En même temps que le soleil se couchait, les tapotements ralentissaient et avec eux les prises de consciences, les questions sans réponses et les énervements. Toute la concentration de la jeune femme était focalisée sur cet astre lumineux qui continuait sa route pendant qu'elle avait l'impression de se débattre pour ne pas couler. Le silence se fit et l'atmosphère se fit légère comme si le monde s'était arrêté de tourner pour regarder la longue descente d'une étoile. Ce silence était enfin reposant.
Mais tout ce qui est agréable ne dure jamais bien longtemps, n'est-ce pas ? Une personne toqua contre la porte et le bruit résonna, brisant le silence de manière assourdissante. Sans qu'aucune parole ne se soit élevée, la porte s'ouvrît, un homme entra. Une silhouette maigrelette et un crâne chauve définissait le physique appartenant au perturbateur. Il entra d'une manière digne, une prestance royale qui contrastait avec la quiétude et l'atmosphère de la pièce avant son arrivée.
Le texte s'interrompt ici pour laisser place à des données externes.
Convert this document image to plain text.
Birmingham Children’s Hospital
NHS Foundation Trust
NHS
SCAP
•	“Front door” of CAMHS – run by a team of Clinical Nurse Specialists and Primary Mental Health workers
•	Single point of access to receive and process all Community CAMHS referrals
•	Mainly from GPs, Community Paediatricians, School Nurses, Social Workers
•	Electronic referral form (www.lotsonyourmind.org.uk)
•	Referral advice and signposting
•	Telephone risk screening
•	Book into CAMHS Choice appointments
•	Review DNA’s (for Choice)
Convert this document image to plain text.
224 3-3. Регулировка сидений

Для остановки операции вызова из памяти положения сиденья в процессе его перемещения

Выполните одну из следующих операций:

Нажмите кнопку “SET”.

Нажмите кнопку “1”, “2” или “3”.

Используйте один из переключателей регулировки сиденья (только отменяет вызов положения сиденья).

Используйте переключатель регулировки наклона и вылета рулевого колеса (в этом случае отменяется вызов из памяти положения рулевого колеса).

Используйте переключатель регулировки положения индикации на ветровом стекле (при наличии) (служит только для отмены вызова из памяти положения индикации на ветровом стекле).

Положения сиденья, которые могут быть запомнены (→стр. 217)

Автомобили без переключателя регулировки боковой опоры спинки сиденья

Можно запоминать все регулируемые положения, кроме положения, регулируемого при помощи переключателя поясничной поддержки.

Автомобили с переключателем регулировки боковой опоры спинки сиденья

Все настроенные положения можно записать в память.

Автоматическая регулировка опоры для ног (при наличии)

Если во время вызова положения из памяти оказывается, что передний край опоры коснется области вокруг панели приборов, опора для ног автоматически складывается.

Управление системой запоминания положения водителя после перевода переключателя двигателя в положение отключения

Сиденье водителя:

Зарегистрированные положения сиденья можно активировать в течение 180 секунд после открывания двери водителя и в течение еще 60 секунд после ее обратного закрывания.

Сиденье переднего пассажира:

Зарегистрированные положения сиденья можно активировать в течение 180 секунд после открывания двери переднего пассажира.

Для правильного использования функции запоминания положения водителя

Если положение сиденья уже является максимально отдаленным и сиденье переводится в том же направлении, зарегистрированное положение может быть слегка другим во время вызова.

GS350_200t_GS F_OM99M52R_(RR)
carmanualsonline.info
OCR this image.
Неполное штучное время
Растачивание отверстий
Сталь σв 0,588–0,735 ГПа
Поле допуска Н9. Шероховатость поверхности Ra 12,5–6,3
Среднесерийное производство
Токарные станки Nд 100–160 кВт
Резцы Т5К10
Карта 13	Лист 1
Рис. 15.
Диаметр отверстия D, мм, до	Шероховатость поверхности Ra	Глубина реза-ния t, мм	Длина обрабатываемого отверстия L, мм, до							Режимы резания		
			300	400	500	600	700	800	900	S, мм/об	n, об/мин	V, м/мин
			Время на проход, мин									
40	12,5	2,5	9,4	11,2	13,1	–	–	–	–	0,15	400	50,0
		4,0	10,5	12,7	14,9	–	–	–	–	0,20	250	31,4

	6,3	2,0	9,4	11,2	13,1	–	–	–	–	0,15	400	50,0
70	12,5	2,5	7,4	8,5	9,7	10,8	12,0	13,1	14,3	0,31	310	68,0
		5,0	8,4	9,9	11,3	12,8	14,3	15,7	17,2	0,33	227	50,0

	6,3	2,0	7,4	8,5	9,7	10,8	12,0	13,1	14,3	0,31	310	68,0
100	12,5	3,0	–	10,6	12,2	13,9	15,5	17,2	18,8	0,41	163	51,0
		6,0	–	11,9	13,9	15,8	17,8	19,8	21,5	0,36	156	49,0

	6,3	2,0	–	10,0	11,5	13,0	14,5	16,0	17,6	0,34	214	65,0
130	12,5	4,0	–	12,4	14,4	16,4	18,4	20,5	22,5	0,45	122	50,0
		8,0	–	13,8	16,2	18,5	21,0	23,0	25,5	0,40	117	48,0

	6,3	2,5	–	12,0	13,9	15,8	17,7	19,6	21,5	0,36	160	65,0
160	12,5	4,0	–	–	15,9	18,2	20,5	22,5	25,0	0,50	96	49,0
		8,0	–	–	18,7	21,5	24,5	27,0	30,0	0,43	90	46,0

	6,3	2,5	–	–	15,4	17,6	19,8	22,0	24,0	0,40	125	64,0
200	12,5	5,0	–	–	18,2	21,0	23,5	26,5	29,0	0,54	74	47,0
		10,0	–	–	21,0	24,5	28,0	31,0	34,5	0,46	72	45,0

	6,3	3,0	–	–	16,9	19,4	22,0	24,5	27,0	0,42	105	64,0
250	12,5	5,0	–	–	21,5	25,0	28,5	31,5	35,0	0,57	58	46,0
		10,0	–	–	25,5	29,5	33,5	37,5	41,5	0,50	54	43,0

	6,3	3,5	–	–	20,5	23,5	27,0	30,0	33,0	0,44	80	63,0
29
Une sorte de toge blanche plissée sur l'épaule, une longue rayure verte l'ornant, il s'approcha de la jeune femme qui refusait de le regarder, lui et son pouvoir si clinquant. Cependant, l'homme ne se démontât pas et il entreprit d'indiquer à sa fille sa présence par une toux rauque. Elle tourna lentement la tête vers lui, montrant un ennui évident. Ses yeux restèrent malgré tout fixé sur l'horizon. Tout en elle était fait pour montrer à son géniteur qu'elle n'était pas un de ses sujets qui lui appartenait et lui obéissait au doigt. L'armure noire qu'elle portait cliquetât légèrement. Le silence se fit lourd. Père et fille restèrent ainsi rendant le malaise palpable et le jeu sourd fut de ne pas prendre la parole le premier. La jeune femme daigna tourner les yeux lentement vers l'homme qui avait troublé sa sérénité. Ce fut lui qui brisa le silence.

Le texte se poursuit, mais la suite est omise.